The Second World War brought good times back to Winnipeg, with increased demand for agricultural and manufactured products and because of the importance of prairie towns to the Commonwealth Air Training Program, which trained fighter and bomber pilots from many British Commonwealth. The end of the war brought a second wave of immigrants, who settled mainly in the cities , including Winnipeg. Winnipeg grew quickly, benefiting from cheap Manitoba hydro-electric power and plentiful fresh water, and its location close to the geographical centre of North America.
In 1950, the Great Red River Flood caused 80,000 to be displaced while the surging Red River overflowed its banks. This caused the political impetus to build the great Spillway. This construction project moved 76 million cubic metres of earth along a 47 kilometre path, an amount greater than the St Lawrence Seaway or the Panama Canal. Ever since, Winnipeg has been safe (though not farmlands to the south) from the annual Red River Floods.

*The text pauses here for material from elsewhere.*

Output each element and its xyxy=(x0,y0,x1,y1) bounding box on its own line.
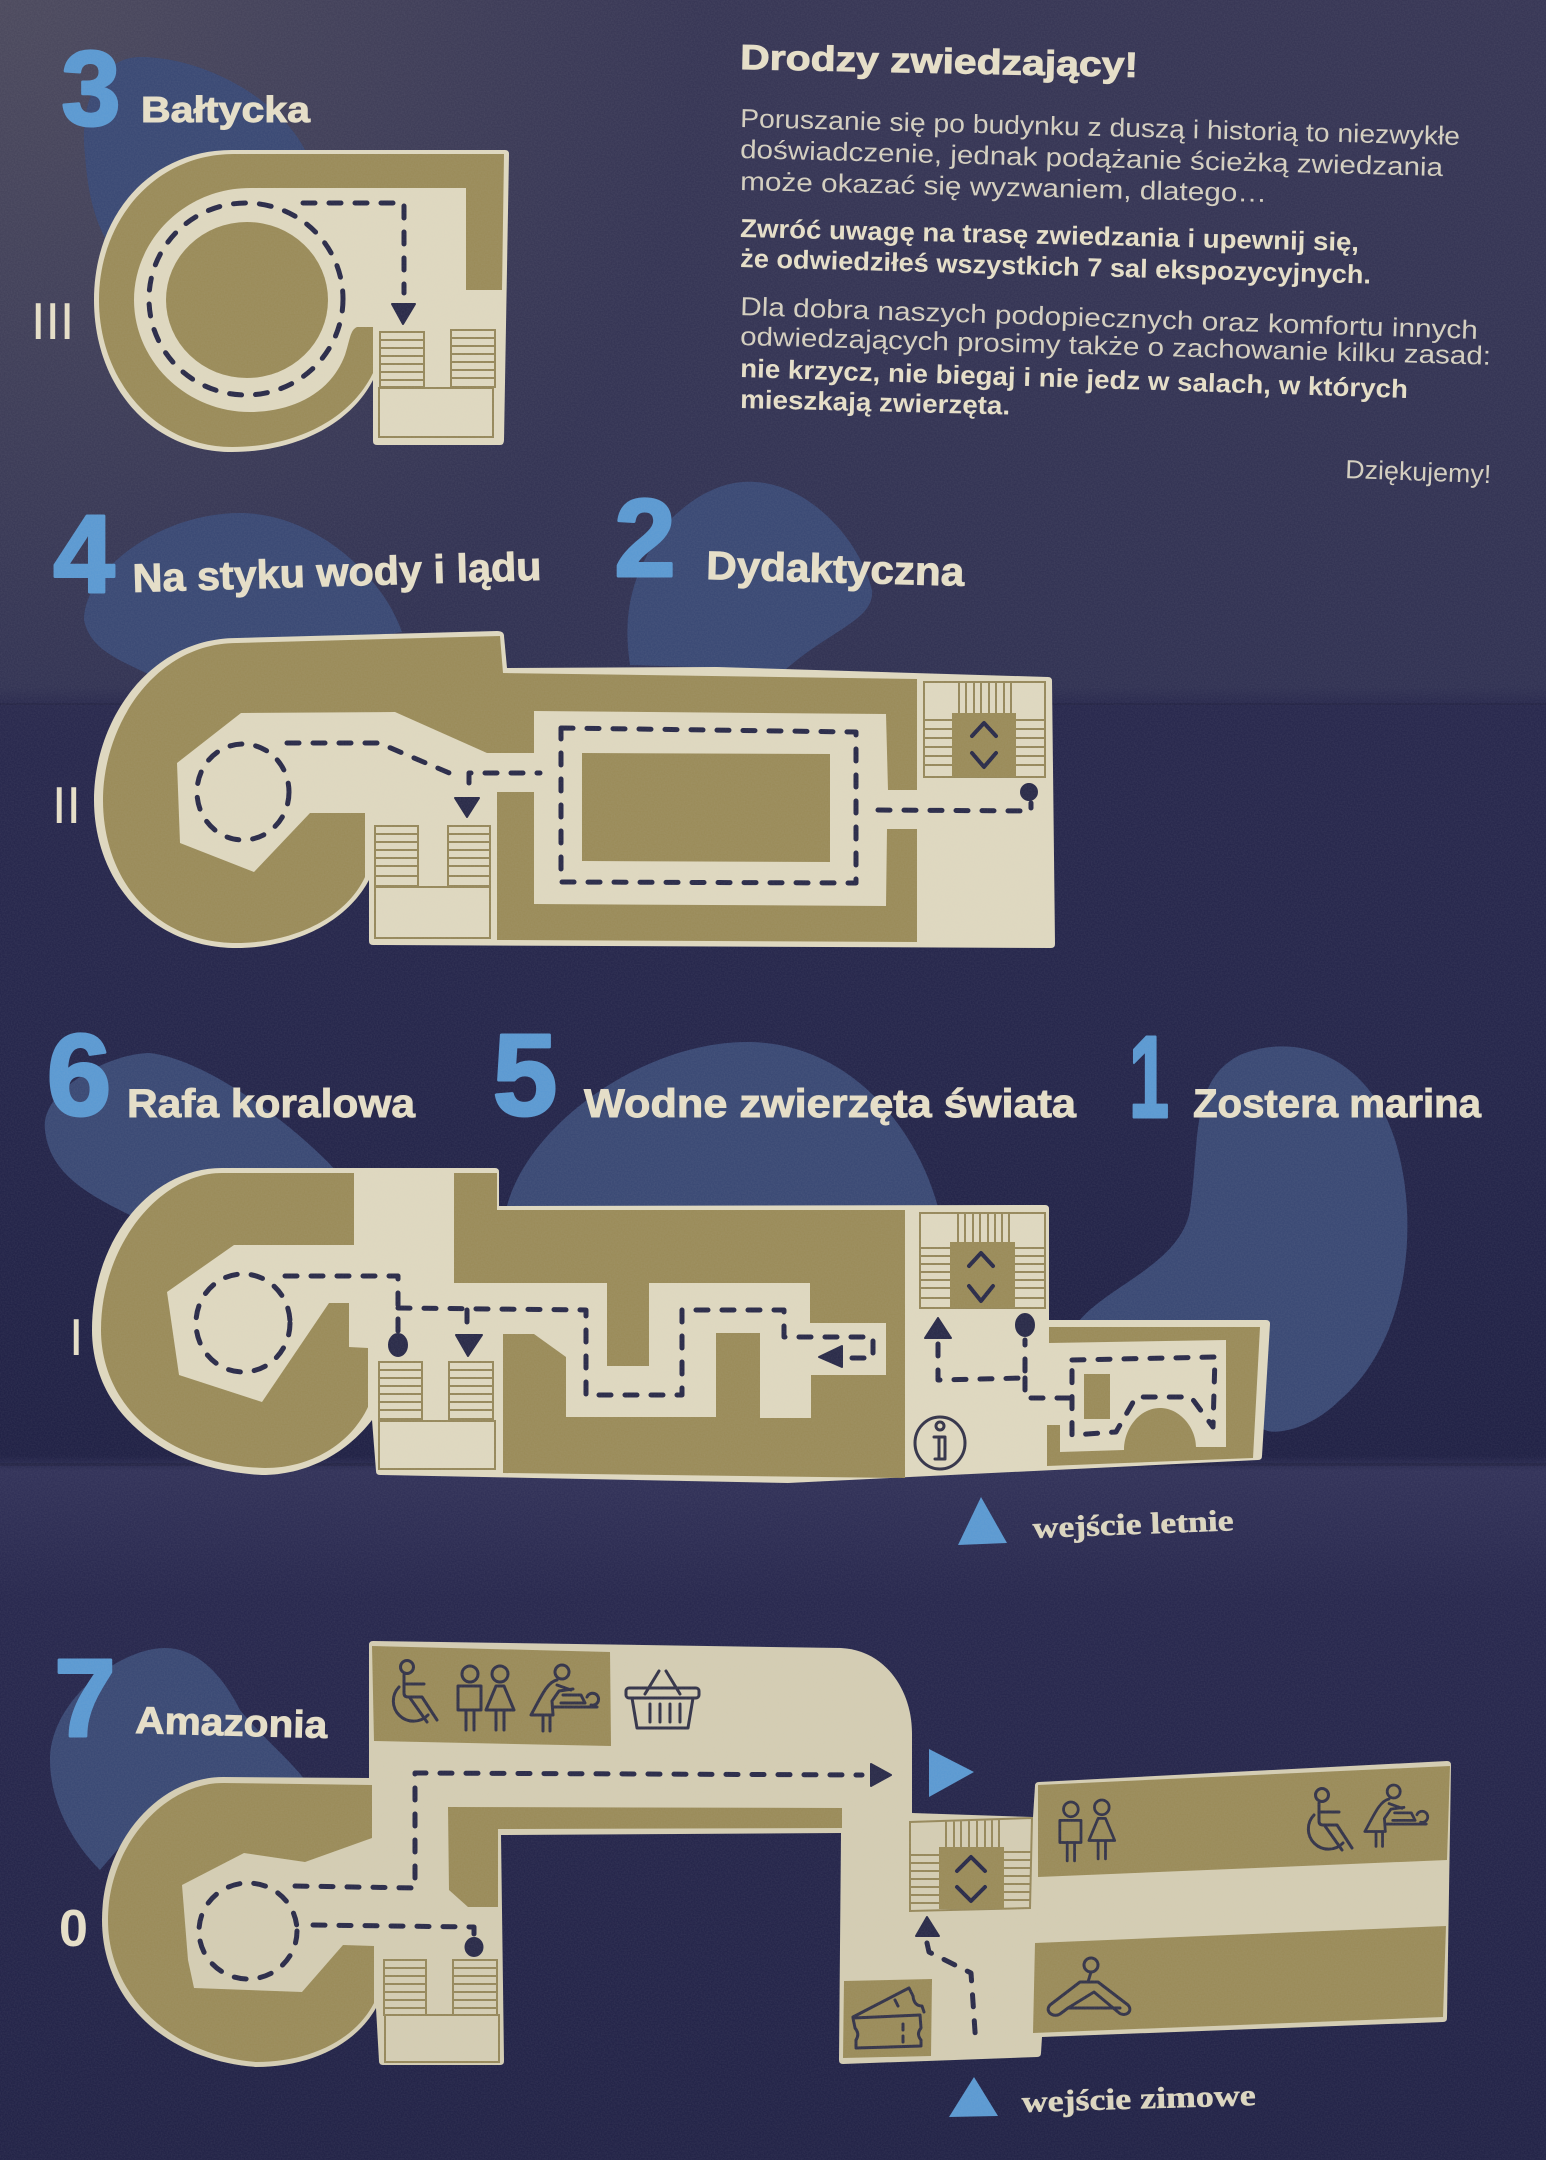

In 1972, the unified City of Winnipeg was created by amalgamating 13 municipalities, towns and cities: Since then the city has grown and matured. In 1967 and again in 1999, it hosted the Pan-American Games, the third largest athletic competition in the world. The North American Free Trade Agreement has also enabled Winnipeg's industries and consumers to benefit from a trade corridor between the city and Mexico, via several large US cities.